O que acrescento à vida dos outros? É assim, o livro pode ser um escape… não estou a ver como é que posso ajudar as pessoas… Como é que a vida das pessoas pode ficar melhor por eu existir? Olha, porque eu recomendo bons livros!
Lembrei-me agora de uma história que aconteceu há dias, por falar nisso, aconteceu na semana passada. É uma daquelas pessoas que costumam ir à livraria bastantes vezes, há pessoas que nós só cumprimentamos, outras com quem falamos. Foi casual, a senhora disse-me que queria sair da zona de conforto dela e então se eu lhe recomendava alguma coisa, eu já lhe tinha recomendado vários e ela agora vai lá constantemente perguntar-me por livros. Ela disse-me você falou-me de um chinês há uns dias atrás e eu lá lhe mostrei o chinês e diz ela “Olha, você está a ficar famosa!” E eu “Famosa, porquê?” e ela “Fui há uns dias a outra livraria e estava a dizer-lhes que tinha vindo aqui e que me tinham recomendado xis xis xis… e eles disseram logo que só podia ser a Florinda, claro! Livros fora da caixa, só pode ser ela” Isso é gratificante! E o que é que eu trouxe à vida dela? Trouxe novidade! Ela saiu da zona de conforto dela, ela agora lê coisas completamente diferentes, desta vez levou os três livros que lhe recomendei.
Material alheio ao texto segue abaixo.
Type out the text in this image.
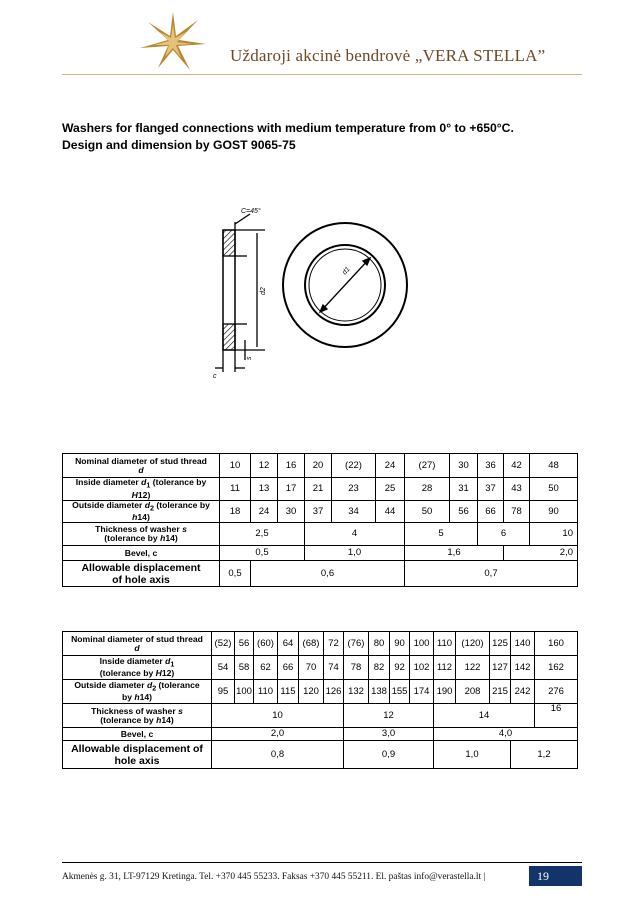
Uždaroji akcinė bendrovė „VERA STELLA”
Washers for flanged connections with medium temperature from 0° to +650°C.
Design and dimension by GOST 9065-75
C=45°
d2
d1
s
c
Nominal diameter of stud thread
d	10	12	16	20	(22)	24	(27)	30	36	42	48
Inside diameter $d_1$ (tolerance by
H12)	11	13	17	21	23	25	28	31	37	43	50
Outside diameter $d_2$ (tolerance by
h14)	18	24	30	37	34	44	50	56	66	78	90
Thickness of washer s
(tolerance by h14)	2,5			4			5		6		10
Bevel, c	0,5			1,0			1,6			2,0	
Allowable displacement
of hole axis	0,5	0,6					0,7				
Nominal diameter of stud thread
d	(52)	56	(60)	64	(68)	72	(76)	80	90	100	110	(120)	125	140	160
Inside diameter $d_1$
(tolerance by H12)	54	58	62	66	70	74	78	82	92	102	112	122	127	142	162
Outside diameter $d_2$ (tolerance
by h14)	95	100	110	115	120	126	132	138	155	174	190	208	215	242	276
Thickness of washer s
(tolerance by h14)	10						12				14				16
Bevel, c	2,0						3,0				4,0				
Allowable displacement of
hole axis	0,8						0,9				1,0			1,2	
Akmenės g. 31, LT-97129 Kretinga. Tel. +370 445 55233. Faksas +370 445 55211. El. paštas info@verastella.lt |	19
Porque eu também gosto de autores que não são tão conhecidos…olha, o último que li, a “Pele” do Malaparte, quem é que ouviu falar na “Pele”? Um livro tão duro… tão violento… nunca chorei a ler até ler este livro.
| Florinda |
Sobre o Projeto:
Qual é a história da pessoa que conhecemos a fazer o seu trabalho? O que é que a faz feliz na sua função? E infeliz? De que forma aquilo que faz influencia a pessoa que é? Como é que ela pensa que o seu trabalho ajuda os outros a ter uma vida melhor? O que é que a motiva a continuar todos os dias? Num mundo em que cada vez mais se exigem resultados, e a energia escasseia para ver verdadeiramente o outro, este é um projeto fotográfico e de storytelling sobre a face humana do trabalho.
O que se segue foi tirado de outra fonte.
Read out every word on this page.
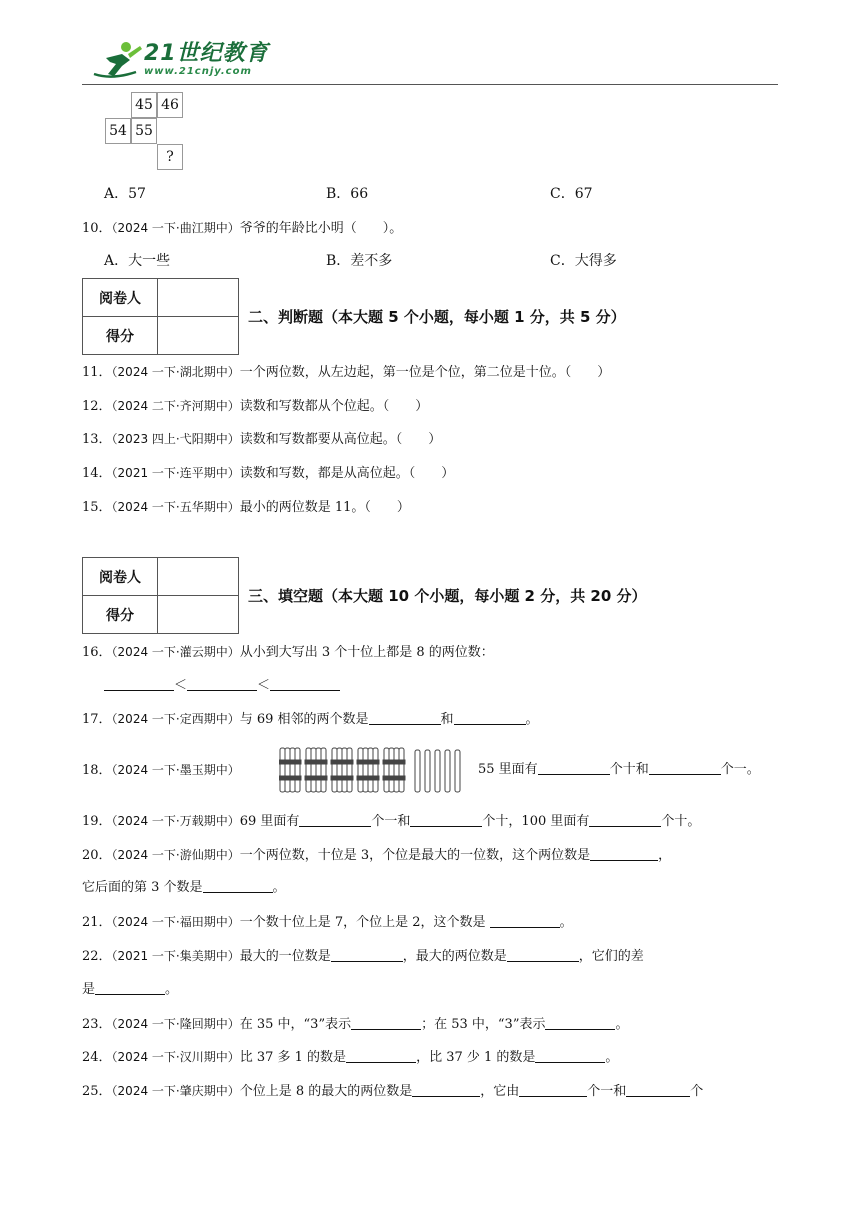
21世纪教育
www.21cnjy.com
45 46
54 55
?
A．57	B．66	C．67
10．（2024 一下·曲江期中）爷爷的年龄比小明（　　）。
A．大一些	B．差不多	C．大得多
阅卷人	
得分	
二、判断题（本大题 5 个小题，每小题 1 分，共 5 分）
11．（2024 一下·湖北期中）一个两位数，从左边起，第一位是个位，第二位是十位。（　　）
12．（2024 二下·齐河期中）读数和写数都从个位起。（　　）
13．（2023 四上·弋阳期中）读数和写数都要从高位起。（　　）
14．（2021 一下·连平期中）读数和写数，都是从高位起。（　　）
15．（2024 一下·五华期中）最小的两位数是 11。（　　）
阅卷人	
得分	
三、填空题（本大题 10 个小题，每小题 2 分，共 20 分）
16．（2024 一下·灌云期中）从小到大写出 3 个十位上都是 8 的两位数：
＜	＜
17．（2024 一下·定西期中）与 69 相邻的两个数是	和	。
18．（2024 一下·墨玉期中）	55 里面有	个十和	个一。
19．（2024 一下·万载期中）69 里面有	个一和	个十，100 里面有	个十。
20．（2024 一下·游仙期中）一个两位数，十位是 3，个位是最大的一位数，这个两位数是	，
它后面的第 3 个数是	。
21．（2024 一下·福田期中）一个数十位上是 7，个位上是 2，这个数是	。
22．（2021 一下·集美期中）最大的一位数是	，最大的两位数是	，它们的差
是	。
23．（2024 一下·隆回期中）在 35 中，“3”表示	；在 53 中，“3”表示	。
24．（2024 一下·汉川期中）比 37 多 1 的数是	，比 37 少 1 的数是	。
25．（2024 一下·肇庆期中）个位上是 8 的最大的两位数是	，它由	个一和	个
Com a fotografia tento captar a 'essência' da pessoa, a sua individualidade, a sua verdade, e por isso evito que se esconda atrás do seu sorriso, se este não for natural. Gosto de a fotografar no seu contexto profissional para que possamos ver o "humano no trabalho", utilizo apenas a luz que existe nesse local e, por último, optei pelo preto e branco para que a cor não seja uma distração ao essencial: para que as marcas da vida, as rugas, a emoção no olhar e as formas do rosto e do contexto fiquem mais evidentes e intensas.
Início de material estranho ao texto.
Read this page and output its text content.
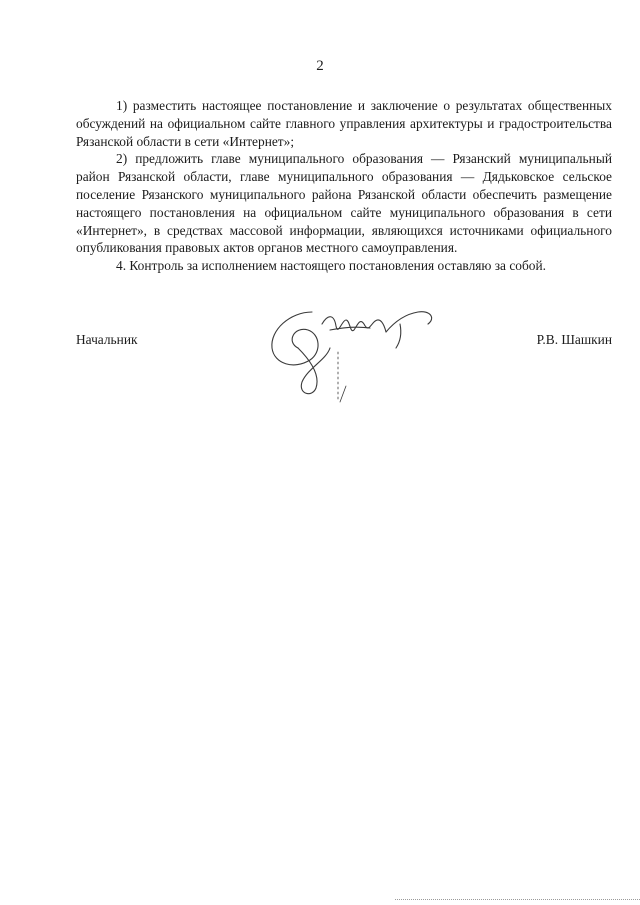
2

1) разместить настоящее постановление и заключение о результатах общественных обсуждений на официальном сайте главного управления архитектуры и градостроительства Рязанской области в сети «Интернет»;

2) предложить главе муниципального образования — Рязанский муниципальный район Рязанской области, главе муниципального образования — Дядьковское сельское поселение Рязанского муниципального района Рязанской области обеспечить размещение настоящего постановления на официальном сайте муниципального образования в сети «Интернет», в средствах массовой информации, являющихся источниками официального опубликования правовых актов органов местного самоуправления.

4. Контроль за исполнением настоящего постановления оставляю за собой.

Начальник	Р.В. Шашкин
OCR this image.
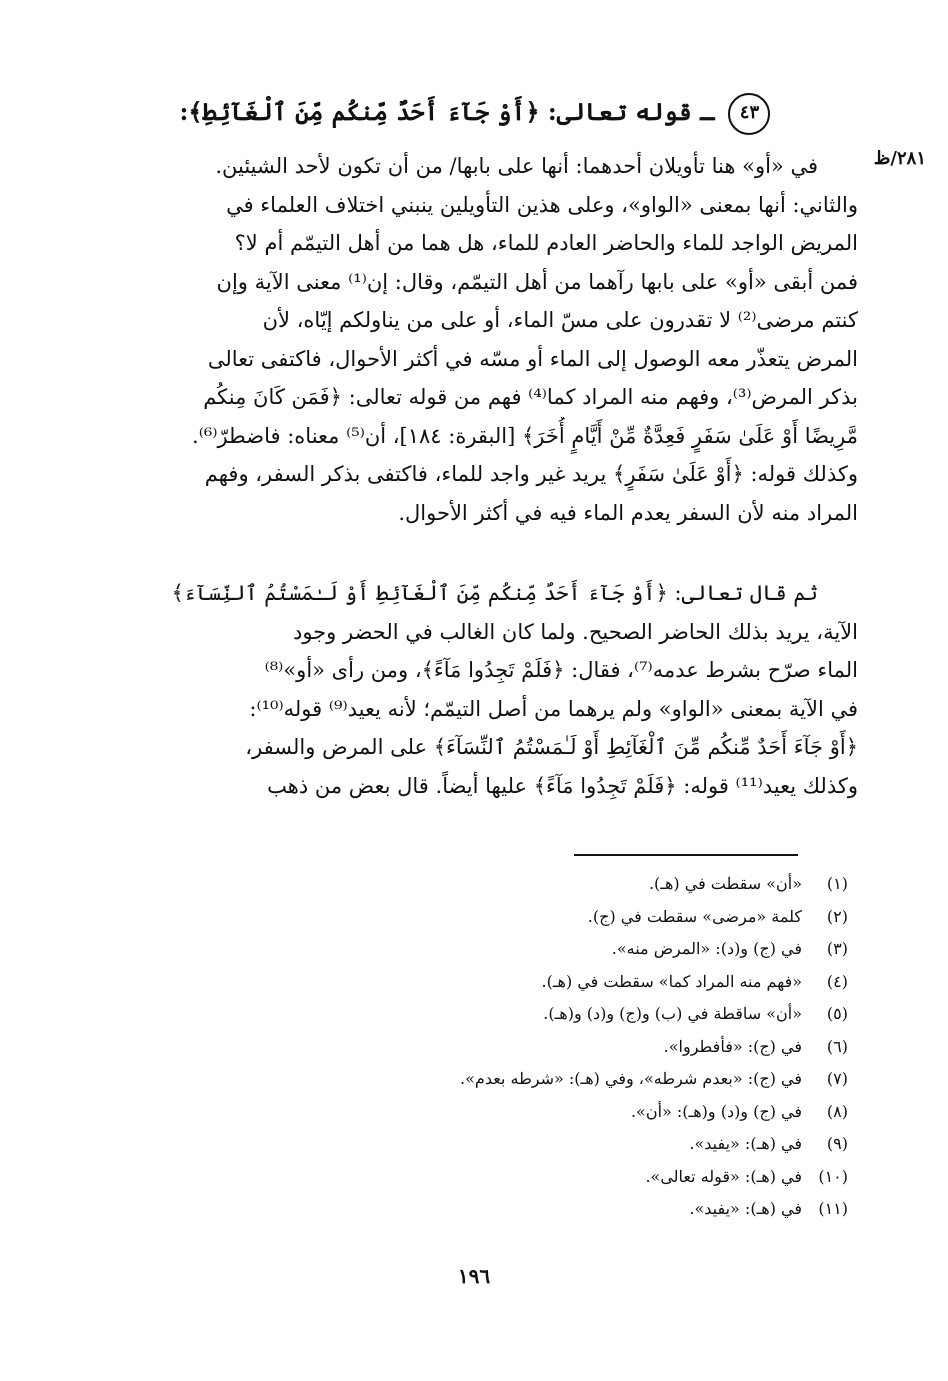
٤٣ ـ قوله تعالى: ﴿أَوْ جَآءَ أَحَدٌ مِّنكُم مِّنَ ٱلْغَآئِطِ﴾:
٢٨١/ظ
في «أو» هنا تأويلان أحدهما: أنها على بابها/ من أن تكون لأحد الشيئين.
والثاني: أنها بمعنى «الواو»، وعلى هذين التأويلين ينبني اختلاف العلماء في
المريض الواجد للماء والحاضر العادم للماء، هل هما من أهل التيمّم أم لا؟
فمن أبقى «أو» على بابها رآهما من أهل التيمّم، وقال: إن⁽¹⁾ معنى الآية وإن
كنتم مرضى⁽²⁾ لا تقدرون على مسّ الماء، أو على من يناولكم إيّاه، لأن
المرض يتعذّر معه الوصول إلى الماء أو مسّه في أكثر الأحوال، فاكتفى تعالى
بذكر المرض⁽³⁾، وفهم منه المراد كما⁽⁴⁾ فهم من قوله تعالى: ﴿فَمَن كَانَ مِنكُم
مَّرِيضًا أَوْ عَلَىٰ سَفَرٍ فَعِدَّةٌ مِّنْ أَيَّامٍ أُخَرَ﴾ [البقرة: ١٨٤]، أن⁽⁵⁾ معناه: فاضطرّ⁽⁶⁾.
وكذلك قوله: ﴿أَوْ عَلَىٰ سَفَرٍ﴾ يريد غير واجد للماء، فاكتفى بذكر السفر، وفهم
المراد منه لأن السفر يعدم الماء فيه في أكثر الأحوال.
ثم قال تعالى: ﴿أَوْ جَآءَ أَحَدٌ مِّنكُم مِّنَ ٱلْغَآئِطِ أَوْ لَـٰمَسْتُمُ ٱلنِّسَآءَ﴾
الآية، يريد بذلك الحاضر الصحيح. ولما كان الغالب في الحضر وجود
الماء صرّح بشرط عدمه⁽⁷⁾، فقال: ﴿فَلَمْ تَجِدُوا مَآءً﴾، ومن رأى «أو»⁽⁸⁾
في الآية بمعنى «الواو» ولم يرهما من أصل التيمّم؛ لأنه يعيد⁽⁹⁾ قوله⁽¹⁰⁾:
﴿أَوْ جَآءَ أَحَدٌ مِّنكُم مِّنَ ٱلْغَآئِطِ أَوْ لَـٰمَسْتُمُ ٱلنِّسَآءَ﴾ على المرض والسفر،
وكذلك يعيد⁽¹¹⁾ قوله: ﴿فَلَمْ تَجِدُوا مَآءً﴾ عليها أيضاً. قال بعض من ذهب
(١)«أن» سقطت في (هـ).
(٢)كلمة «مرضى» سقطت في (ج).
(٣)في (ج) و(د): «المرض منه».
(٤)«فهم منه المراد كما» سقطت في (هـ).
(٥)«أن» ساقطة في (ب) و(ج) و(د) و(هـ).
(٦)في (ج): «فأفطروا».
(٧)في (ج): «بعدم شرطه»، وفي (هـ): «شرطه بعدم».
(٨)في (ج) و(د) و(هـ): «أن».
(٩)في (هـ): «يفيد».
(١٠)في (هـ): «قوله تعالى».
(١١)في (هـ): «يفيد».
١٩٦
Aqui interessa-me a recolha da história simples e sintética da pessoa na sua relação com o trabalho, como este o transforma enquanto ser humano, e de que forma ajuda os outros. Escrevo as palavras tal e qual como me são ditas para não contaminar a verdade do entrevistado com correções e com as minhas interpretações.